Amid earsplitting sound where neither conversation nor one's own thoughts can be heard, a lone figure gestures animatedly toward the stands from a stepladder on the sidelines. He rolls his arms, lassos the air, stomps his feet. He shakes his fingers, shimmies his shoulders, pumps his fists. He bleats, barks, and snarls - apparent commands lost in the tumult. "Do NOT allow so much as a nanosecond of peace or quiet in this stadium," his cries and actions seem to say.
He is Art Bartner, and he is standing in front of the University of Southern California Trojan marching band. His carefully cultivated überconductor routine - part drill-sergeant, part mime - is the engine for one of the biggest success stories in the history of college marching bands. As he'll demonstrate on national TV Jan. 4 - when his school battles for the national championship vs. Texas in the Rose Bowl - the arm-flailing and dragon persona are all about personal excellence and school spirit.
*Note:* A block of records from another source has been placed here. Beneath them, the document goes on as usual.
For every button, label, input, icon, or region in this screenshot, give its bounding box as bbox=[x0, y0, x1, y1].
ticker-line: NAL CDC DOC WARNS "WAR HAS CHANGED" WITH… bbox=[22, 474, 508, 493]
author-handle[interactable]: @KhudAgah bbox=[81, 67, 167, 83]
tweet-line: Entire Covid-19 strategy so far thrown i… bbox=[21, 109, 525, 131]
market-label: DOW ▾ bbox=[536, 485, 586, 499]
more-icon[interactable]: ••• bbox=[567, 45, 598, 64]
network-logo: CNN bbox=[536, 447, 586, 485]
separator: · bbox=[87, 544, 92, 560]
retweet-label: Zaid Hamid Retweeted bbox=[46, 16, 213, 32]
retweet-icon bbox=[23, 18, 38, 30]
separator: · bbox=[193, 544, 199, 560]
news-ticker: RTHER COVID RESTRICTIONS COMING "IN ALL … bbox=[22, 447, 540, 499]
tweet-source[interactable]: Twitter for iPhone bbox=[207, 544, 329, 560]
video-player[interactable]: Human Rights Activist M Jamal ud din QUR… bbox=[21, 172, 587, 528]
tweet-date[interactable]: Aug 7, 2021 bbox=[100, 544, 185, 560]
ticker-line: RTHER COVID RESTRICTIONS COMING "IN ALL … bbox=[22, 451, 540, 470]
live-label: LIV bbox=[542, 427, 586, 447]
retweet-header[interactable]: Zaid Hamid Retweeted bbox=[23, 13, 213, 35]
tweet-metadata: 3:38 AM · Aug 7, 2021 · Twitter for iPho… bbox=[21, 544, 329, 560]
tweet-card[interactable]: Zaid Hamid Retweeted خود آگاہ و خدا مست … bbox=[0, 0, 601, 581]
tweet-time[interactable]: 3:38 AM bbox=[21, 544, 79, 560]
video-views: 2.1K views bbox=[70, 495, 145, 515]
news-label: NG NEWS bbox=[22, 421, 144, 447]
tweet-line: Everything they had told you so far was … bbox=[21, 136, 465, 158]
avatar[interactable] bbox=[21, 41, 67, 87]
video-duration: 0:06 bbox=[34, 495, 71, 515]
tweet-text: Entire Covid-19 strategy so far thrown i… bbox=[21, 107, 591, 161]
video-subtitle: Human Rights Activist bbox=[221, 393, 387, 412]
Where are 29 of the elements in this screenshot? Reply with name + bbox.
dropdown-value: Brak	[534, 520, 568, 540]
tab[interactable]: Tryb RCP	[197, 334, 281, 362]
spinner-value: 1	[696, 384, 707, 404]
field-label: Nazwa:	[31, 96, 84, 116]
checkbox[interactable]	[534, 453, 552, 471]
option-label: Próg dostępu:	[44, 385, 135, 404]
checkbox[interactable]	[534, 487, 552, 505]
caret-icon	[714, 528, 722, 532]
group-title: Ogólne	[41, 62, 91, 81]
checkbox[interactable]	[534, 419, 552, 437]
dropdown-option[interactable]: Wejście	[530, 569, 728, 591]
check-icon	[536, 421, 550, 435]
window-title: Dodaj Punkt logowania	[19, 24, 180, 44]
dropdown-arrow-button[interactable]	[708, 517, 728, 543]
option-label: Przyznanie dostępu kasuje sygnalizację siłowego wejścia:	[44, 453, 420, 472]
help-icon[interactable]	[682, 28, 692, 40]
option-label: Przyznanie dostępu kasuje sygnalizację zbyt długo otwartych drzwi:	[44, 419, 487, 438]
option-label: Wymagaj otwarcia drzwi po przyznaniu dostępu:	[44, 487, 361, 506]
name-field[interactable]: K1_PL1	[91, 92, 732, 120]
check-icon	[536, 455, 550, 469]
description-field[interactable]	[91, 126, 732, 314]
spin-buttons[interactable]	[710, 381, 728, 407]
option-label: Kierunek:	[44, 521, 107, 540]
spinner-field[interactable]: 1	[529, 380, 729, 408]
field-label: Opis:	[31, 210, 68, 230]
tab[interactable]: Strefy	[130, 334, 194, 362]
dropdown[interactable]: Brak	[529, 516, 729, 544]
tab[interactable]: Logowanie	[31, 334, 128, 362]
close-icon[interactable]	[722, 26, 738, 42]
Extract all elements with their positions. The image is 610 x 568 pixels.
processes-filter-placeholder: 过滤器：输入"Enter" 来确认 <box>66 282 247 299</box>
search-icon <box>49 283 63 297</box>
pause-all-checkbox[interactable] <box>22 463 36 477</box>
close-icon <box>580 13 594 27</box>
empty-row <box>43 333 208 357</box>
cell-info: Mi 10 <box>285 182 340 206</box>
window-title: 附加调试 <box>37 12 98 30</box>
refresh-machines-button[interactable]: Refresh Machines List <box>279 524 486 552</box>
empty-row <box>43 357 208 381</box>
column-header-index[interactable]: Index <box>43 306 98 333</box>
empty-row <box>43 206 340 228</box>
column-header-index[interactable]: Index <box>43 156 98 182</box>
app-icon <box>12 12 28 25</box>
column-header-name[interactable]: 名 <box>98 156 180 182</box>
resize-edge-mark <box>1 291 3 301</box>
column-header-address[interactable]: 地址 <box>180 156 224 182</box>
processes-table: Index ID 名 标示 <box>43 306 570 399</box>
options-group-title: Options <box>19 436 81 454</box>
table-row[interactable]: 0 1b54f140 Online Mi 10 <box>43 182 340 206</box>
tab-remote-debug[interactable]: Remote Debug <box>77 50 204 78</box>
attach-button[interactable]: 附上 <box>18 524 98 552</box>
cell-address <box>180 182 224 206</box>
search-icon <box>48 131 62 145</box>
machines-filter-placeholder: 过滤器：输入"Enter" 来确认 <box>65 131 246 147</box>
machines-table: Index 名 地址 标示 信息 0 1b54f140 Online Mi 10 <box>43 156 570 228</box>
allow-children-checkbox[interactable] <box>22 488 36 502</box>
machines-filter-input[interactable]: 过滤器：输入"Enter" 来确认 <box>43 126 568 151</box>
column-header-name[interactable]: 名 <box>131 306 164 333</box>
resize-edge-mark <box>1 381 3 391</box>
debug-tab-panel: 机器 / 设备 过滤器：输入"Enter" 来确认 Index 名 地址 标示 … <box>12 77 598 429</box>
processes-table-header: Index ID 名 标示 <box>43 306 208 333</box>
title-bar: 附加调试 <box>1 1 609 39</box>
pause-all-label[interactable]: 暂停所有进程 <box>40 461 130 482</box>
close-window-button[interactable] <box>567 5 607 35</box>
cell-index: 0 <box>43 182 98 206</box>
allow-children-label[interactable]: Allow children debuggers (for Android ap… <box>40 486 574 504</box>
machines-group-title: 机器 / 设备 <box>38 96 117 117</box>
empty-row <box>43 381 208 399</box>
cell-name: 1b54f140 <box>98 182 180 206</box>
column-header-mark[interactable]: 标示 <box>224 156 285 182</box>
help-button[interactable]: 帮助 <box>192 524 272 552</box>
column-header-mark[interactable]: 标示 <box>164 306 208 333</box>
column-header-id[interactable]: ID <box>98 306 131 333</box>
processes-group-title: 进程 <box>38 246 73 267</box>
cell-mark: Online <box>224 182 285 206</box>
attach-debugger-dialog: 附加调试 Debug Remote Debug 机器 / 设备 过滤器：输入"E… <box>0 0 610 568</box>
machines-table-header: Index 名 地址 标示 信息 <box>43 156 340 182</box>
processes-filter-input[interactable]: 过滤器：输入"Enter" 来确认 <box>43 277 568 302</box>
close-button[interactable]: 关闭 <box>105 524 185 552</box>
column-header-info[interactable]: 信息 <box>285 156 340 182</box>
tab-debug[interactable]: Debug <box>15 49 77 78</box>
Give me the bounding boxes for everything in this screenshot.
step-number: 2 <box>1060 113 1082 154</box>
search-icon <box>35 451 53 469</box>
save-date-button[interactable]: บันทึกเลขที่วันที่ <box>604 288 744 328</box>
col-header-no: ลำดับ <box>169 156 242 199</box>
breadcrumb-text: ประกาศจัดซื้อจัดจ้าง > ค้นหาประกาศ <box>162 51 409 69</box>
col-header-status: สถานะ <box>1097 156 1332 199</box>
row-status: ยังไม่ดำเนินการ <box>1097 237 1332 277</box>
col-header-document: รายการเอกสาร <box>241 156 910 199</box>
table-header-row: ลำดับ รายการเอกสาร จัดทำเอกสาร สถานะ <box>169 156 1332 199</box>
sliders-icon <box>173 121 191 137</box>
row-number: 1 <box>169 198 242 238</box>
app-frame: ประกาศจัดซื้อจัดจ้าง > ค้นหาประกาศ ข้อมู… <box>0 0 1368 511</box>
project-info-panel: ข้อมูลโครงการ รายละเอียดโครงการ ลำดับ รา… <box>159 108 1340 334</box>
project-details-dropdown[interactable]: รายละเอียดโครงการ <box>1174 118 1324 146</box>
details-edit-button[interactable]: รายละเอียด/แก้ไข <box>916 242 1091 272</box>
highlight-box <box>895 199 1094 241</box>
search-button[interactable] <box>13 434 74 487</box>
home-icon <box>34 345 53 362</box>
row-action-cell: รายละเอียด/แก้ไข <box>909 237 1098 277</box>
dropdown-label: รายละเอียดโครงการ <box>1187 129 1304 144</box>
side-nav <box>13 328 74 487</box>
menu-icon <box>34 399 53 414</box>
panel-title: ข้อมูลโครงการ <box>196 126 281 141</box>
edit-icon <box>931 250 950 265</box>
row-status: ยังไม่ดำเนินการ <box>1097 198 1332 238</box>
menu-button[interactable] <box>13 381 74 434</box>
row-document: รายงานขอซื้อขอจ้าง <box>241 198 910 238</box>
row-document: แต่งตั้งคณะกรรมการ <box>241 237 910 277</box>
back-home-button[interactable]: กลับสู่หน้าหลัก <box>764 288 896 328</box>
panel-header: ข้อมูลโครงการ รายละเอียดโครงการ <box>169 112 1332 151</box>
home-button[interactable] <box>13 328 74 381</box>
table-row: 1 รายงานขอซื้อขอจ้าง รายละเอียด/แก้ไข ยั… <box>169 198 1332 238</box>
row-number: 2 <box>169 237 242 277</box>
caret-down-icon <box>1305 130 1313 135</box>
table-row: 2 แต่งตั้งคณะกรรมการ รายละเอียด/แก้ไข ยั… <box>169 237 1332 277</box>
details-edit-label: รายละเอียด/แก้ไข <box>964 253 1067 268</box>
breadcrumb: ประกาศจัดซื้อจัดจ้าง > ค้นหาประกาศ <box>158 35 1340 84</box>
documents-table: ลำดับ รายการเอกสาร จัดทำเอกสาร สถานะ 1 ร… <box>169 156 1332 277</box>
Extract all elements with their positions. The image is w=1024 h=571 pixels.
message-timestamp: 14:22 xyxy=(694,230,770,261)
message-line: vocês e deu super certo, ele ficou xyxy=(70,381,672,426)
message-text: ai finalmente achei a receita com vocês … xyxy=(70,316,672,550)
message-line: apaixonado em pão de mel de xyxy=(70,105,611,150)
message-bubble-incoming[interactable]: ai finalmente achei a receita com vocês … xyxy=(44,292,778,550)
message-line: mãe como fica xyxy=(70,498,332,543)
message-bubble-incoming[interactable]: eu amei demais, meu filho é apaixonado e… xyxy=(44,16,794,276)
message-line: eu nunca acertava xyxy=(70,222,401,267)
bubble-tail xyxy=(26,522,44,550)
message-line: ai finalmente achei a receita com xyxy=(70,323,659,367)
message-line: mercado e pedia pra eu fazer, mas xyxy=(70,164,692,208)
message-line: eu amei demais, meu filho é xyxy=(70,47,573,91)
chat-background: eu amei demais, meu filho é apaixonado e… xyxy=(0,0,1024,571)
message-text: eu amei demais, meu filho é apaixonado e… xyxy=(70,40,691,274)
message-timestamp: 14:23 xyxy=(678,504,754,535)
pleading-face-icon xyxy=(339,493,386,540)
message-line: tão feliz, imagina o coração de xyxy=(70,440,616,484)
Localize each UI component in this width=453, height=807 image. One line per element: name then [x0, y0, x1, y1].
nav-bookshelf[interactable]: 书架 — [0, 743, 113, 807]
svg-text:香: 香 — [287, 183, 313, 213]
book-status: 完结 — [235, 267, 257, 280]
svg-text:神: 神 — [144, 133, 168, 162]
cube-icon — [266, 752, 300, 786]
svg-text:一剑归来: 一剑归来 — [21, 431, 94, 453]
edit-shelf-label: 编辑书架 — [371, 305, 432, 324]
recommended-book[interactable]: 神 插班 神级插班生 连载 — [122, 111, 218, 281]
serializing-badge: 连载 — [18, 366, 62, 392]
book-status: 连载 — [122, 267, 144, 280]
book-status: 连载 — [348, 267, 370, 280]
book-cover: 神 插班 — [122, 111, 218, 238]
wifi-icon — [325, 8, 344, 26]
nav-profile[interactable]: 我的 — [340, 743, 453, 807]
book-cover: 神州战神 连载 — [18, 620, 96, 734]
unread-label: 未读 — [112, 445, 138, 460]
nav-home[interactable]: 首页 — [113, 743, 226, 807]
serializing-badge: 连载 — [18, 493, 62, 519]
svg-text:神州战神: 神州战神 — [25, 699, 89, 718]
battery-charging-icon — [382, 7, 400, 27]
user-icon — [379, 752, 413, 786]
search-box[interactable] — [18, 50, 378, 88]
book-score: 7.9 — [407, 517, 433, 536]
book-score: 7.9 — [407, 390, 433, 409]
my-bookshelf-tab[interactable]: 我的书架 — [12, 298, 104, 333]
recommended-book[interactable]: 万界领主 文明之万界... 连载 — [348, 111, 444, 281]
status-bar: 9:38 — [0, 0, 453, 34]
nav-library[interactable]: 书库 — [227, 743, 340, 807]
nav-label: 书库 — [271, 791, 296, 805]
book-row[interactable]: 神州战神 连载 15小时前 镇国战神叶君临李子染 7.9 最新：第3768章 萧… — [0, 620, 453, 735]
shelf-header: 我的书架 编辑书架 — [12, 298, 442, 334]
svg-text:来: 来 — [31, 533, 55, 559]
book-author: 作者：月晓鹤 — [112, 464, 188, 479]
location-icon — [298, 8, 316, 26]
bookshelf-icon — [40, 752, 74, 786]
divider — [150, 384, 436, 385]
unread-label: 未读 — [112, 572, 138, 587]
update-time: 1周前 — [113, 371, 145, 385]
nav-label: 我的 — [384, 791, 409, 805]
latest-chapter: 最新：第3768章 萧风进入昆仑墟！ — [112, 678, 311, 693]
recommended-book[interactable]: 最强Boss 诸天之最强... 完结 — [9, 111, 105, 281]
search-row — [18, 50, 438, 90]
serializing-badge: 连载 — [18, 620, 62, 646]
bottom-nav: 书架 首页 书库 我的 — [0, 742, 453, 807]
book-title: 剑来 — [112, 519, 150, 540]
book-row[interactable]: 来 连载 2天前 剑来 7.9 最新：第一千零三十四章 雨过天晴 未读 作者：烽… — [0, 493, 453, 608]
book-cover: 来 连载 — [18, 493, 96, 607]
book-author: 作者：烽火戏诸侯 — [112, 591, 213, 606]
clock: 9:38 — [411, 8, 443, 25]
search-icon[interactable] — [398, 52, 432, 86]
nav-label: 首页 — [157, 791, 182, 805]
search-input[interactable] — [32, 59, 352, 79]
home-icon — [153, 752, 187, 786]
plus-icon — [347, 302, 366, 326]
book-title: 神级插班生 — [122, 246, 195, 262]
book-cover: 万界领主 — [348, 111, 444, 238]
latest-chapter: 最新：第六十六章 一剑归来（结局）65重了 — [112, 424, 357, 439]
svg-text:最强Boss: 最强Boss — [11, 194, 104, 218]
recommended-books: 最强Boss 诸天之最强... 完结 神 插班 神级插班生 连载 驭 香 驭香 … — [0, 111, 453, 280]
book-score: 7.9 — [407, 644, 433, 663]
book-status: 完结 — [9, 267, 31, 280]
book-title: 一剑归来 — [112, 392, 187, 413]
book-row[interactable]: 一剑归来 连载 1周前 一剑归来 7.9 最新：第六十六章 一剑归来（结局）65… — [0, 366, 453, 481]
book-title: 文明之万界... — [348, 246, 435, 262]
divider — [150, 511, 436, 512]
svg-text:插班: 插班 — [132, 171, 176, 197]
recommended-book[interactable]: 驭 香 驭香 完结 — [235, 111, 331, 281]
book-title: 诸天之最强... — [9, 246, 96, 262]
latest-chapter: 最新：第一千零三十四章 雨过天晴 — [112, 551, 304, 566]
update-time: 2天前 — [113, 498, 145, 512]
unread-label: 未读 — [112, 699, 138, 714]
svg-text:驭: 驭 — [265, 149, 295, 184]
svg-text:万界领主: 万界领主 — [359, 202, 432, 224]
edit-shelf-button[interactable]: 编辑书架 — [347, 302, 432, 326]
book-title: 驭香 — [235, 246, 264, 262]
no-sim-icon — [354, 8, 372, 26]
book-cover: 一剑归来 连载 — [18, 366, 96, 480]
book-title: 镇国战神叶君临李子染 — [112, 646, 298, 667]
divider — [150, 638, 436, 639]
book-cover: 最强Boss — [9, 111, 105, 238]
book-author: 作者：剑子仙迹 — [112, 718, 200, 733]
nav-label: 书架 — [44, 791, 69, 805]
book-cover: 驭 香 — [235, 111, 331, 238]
By most accounts he has achieved both in 35 years at USC - teaching students the meaning of passion and self-discipline through music, marching, and having a ball.
"Art Bartner is unquestionably one of the great elder statesmen of the American college marching band," says Mark Spede, chair of the College Band Directors National Association. He says Dr. Bartner has developed a high-energy, high-stepping style known for its free-wheeling creativity, swaying horns, versatility, and surprises. Other bands, he says, are usually bestknown for a particular style - military precision at Texas, Ohio State, or Michigan for instance, the show-style of many southern university bands, or the iconoclasm of Yale or Stanford. Bartner's Trojans do it all.
Bartner will perform on the sidelines and on field in the Rose Bowl.